Mining Social Media Provides Insight Into Mental Health and Treatment Outcomes

September 28, 2022 by Dan McCue
Mining Social Media Provides Insight Into Mental Health and Treatment Outcomes
A gout patient receiving treatment. (National Institute of Arthritis and Musculoskeletal and Skin Diseases photo)

DUBLIN, Ireland — Real-world evidence drawn from social media can provide treatment providers with enhanced insights into how a patient’s mental health will impact the management of chronic conditions such as gout, a new study says.

The research was funded and carried out by the Irish pharma company Horizon Therapeutics.

It was based on the premise that the ability to actively listen to and interpret the patient experience is vital to effectively address the needs of individuals within a particular community. 

Using a proprietary artificial intelligence analytics engine, researchers listened in on social media conversations on the  topic of gout to hear and report experiences directly from patients and their communities. 

Though it has been established that there is an association between mental health disorders and gout, the circumstances behind these associations are not yet fully understood.

This remains an unmet need in the gout community, the researchers said.

For the purposes of the study, researchers evaluated two social media sources: a private Facebook group, The Gout Support Group of America (12,992 members from 99 countries), which contained 8,500 posts/comments gathered in 2021; and a public subreddit (r/gout) that included 100,000 posts/comments from 9,416 members over more than 10 years (2011-2022).
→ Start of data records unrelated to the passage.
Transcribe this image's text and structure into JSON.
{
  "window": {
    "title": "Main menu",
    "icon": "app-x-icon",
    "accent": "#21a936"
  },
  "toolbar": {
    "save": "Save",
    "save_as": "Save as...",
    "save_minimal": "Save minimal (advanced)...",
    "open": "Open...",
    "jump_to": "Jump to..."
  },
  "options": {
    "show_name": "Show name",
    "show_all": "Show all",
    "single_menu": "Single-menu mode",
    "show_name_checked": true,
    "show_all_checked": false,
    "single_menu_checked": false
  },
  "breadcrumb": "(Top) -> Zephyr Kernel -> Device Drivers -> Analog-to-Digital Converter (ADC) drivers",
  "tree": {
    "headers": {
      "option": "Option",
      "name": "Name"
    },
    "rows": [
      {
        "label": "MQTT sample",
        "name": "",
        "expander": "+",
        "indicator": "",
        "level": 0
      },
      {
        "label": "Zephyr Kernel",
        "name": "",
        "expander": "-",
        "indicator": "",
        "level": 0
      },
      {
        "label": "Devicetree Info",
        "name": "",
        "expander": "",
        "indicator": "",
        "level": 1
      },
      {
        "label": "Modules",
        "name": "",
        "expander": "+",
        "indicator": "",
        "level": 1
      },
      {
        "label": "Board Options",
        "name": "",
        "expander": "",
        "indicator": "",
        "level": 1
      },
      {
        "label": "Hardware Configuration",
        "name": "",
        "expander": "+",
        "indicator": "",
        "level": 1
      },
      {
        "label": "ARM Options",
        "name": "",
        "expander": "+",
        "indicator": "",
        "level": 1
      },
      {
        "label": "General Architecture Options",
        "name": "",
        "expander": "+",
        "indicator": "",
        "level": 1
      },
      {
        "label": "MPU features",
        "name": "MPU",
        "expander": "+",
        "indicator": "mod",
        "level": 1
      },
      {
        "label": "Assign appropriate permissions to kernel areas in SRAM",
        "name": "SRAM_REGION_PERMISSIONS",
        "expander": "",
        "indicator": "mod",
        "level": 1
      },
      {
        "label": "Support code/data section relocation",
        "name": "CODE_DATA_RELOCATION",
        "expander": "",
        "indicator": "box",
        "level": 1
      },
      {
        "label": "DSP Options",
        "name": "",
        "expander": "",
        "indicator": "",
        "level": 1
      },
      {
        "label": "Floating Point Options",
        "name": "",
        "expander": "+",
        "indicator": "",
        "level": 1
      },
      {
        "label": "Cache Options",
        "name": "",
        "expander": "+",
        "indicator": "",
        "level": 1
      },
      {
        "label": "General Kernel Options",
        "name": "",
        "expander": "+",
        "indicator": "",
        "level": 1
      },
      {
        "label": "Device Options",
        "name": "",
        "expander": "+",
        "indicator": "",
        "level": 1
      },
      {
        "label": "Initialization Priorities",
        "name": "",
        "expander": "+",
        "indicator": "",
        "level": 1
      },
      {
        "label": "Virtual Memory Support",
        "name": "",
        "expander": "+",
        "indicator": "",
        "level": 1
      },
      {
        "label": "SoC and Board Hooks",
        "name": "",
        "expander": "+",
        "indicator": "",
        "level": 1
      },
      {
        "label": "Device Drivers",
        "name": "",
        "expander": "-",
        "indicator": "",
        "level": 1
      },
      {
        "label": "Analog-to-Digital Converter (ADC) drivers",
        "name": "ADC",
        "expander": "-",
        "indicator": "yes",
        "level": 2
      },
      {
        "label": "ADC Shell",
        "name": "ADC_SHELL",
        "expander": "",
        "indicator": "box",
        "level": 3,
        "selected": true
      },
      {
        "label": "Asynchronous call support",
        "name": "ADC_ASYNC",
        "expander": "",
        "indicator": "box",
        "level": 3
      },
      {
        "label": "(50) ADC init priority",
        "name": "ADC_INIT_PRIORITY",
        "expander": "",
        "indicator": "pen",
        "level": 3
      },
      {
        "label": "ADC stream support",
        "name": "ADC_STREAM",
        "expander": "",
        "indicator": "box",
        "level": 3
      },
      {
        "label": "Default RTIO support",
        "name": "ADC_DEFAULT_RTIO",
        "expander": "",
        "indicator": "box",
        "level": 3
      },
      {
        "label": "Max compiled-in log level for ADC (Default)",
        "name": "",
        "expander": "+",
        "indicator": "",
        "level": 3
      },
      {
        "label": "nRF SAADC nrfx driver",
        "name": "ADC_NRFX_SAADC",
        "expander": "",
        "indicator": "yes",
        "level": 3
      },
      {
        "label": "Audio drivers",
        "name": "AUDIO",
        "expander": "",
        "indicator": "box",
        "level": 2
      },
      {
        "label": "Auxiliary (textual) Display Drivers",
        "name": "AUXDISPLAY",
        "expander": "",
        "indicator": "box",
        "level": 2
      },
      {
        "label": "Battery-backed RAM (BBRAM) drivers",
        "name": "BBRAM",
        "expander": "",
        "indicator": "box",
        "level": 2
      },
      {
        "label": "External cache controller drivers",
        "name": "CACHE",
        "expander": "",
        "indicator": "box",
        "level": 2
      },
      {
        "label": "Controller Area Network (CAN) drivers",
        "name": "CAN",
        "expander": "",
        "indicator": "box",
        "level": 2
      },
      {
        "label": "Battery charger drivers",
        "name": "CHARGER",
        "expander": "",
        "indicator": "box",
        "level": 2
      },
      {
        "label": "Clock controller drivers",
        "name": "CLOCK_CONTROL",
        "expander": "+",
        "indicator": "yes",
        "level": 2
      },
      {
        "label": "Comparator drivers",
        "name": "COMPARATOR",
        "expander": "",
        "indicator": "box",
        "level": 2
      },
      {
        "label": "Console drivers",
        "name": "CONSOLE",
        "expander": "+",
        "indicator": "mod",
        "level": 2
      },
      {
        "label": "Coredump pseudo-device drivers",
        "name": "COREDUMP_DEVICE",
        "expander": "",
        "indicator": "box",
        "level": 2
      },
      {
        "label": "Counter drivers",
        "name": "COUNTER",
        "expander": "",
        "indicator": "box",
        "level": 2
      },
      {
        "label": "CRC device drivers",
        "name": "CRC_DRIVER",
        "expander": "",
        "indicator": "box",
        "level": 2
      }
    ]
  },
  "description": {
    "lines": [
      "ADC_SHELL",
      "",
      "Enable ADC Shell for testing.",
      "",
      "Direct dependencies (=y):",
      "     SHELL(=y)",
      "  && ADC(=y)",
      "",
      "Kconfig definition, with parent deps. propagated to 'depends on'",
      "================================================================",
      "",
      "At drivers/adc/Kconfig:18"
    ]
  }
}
Throughout the study, the AI platform leveraged a variety of natural language processing techniques to identify prevalent terms and concepts in conversations. 

The AI platform identified conversations with a high probability of discussing “mental health.”

In all, approximately 4% of statements from these large gout forums related to mental health, of which 38% were related to stress, 22% were related to depression, and 16% were related to anxiety. 

Next, conversations with a high probability of discussing “management” were extracted to identify prevalent topics for managing gout; roughly 25% of all statements remained. 

For these “high-management” conversations, both Facebook and Reddit groups revealed topics related to “urgent care” and “primary care.” Out of all “high-management” statements, 0.5% (approximately 1/200) mentioned “urgent care,”  and 0.6% (approximately 1/150) mentioned primary care. 

Emotional affect was contrasted between urgent care and primary care conversations. The results showed that primary care statements were more positive, with a positive-to-negative word ratio of 2.5:1 vs 1:2 in urgent care statements. 

Further, the most common emotional effect identified in primary care conversations was “trust” (6% of all words), whereas “fear” was the most frequent effect in “urgent care” (11% of all words).